Gli imputati dopo l’omicidio brindarono e fecero un selfie in un bar
3 minuti per la letturaCROTONE – Diventano definitive quattro condanne e un’assoluzione per l’omicidio di Giovanni Tersigni, il 36enne freddato con quattro colpi di pistola (tre alle gambe e uno ai glutei) nel settembre 2019, nel centro storico di Crotone. La Corte di Cassazione ha respinto i ricorsi difensivi accogliendo le richieste della Procura generale.
Le quattro pene si aggiungono alla condanna ormai passata in giudicato per il collaboratore di giustizia Francesco Oliverio, che si autoaccusa di essere stato il mandante e non aveva impugnato la sentenza d’Appello con la quale gli erano stati inflitti 11 anni e 4 mesi di reclusione. In Appello, un anno fa, una sola pena fu confermata rispetto al verdetto di primo grado e altre quattro furono ridotte.
Nel settembre 2021, invece, il gup distrettuale di Catanzaro aveva disposto sei condanne nel processo, svoltosi col rito abbreviato, ed escluse l’aggravante mafiosa valorizzando le dichiarazioni del collaboratore di giustizia. Oliverio in primo grado era stato condannato a 18 anni e 9 mesi di reclusione. Vent’anni sono stati comminati in tutti e tre i gradi di giudizio a Cosimo Berlingieri, ritenuto l’esecutore materiale.
Diciotto anni e 9 mesi furono inflitti in primo grado a Paolo Cusato, che avrebbe lanciato l’arma del delitto sul tetto di un edificio: in Appello era stato condannato a 14 anni e 8 mesi, e anche questa pena diventa definitiva. Quattordici anni e 1 mese fu la pena decisa dal gup per Giuseppe Passalacqua, ridotta in Appello a 10 anni e 9 mesi, confermati in Cassazione.

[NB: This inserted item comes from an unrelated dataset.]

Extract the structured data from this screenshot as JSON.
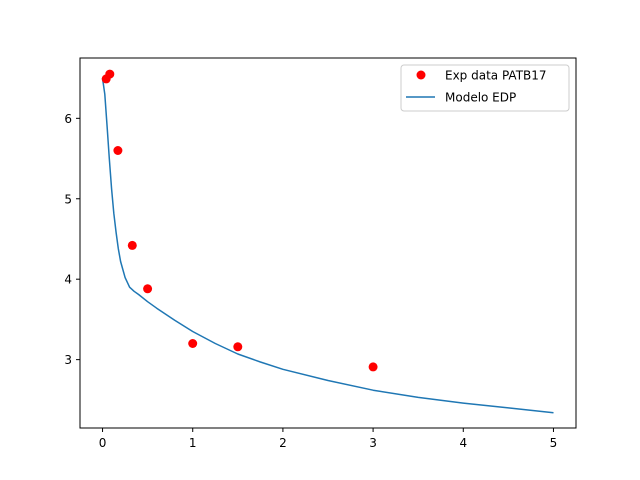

Dodici anni e 6 mesi furono dati in primo grado a Cosimo Damiano Passalacqua, che avrebbe fatto da palo, e 12 anni e 6 mesi a Dimitrov Dimitar Todorov, che avrebbe accompagnato Berlingieri da Catanzaro a Crotone e viceversa: il primo è stato assolto ormai in via definitiva in quanto incapace d’intendere e volere al momento dei fatti, il secondo è stato condannato a 10 anni sia in Appello che in Cassazione.
Gli inquirenti, grazie anche agli impianti di videosorveglianza, ricostruirono la scena del delitto. Agli atti c’è anche il selfie del brindisi che la cricca fece in un bar sul lungomare, a sangue freddo, subito dopo il raid nel centro storico.
Ma il pentito ha aggiunto ulteriori tasselli. Lui, con una sfilza di precedenti alle spalle maturati sin da quando era minorenne (rapine, estorsioni, reati di armi e droga) avrebbe reclutato due rom di Catanzaro, Cosimo Berlingieri e Cosimo Damiano Passalacqua, e gli altri per quello che doveva essere, a suo dire, un avvertimento. Non era il vero obiettivo, Tersigni. Ecco perché il pentito avrebbe deciso di collaborare con la giustizia: «Il fatto mi ha colpito nonostante i miei lunghi trascorsi in carcere perché conoscevo la famiglia della vittima e non era mia intenzione procurare loro questo dolore».
Per evitare un coinvolgimento diretto, Oliverio decise di avvalersi dei due catanzaresi conosciuti in carcere. Fu utilizzata, nonostante le sue “perplessità”, una pistola calibro 7. Le perplessità erano legate sia al fatto che l’arma era nuova e sia perché lui avrebbe preferito un fucile a pallini che non avrebbe avuto conseguenze nefaste. Il fatto è stato comunque qualificato giuridicamente come omicidio perché Oliverio era consapevole del rischio che assumeva.
In Cassazione gli imputati erano difesi dagli avvocati Aldo Truncè, Gregorio Viscomi, Mario Prato, Alessio Spadafora; le parti civili erano rappresentate dall’avvocato Nuccio Barbuto, che ha ottenuto il risarcimento da quantificare in separata sede.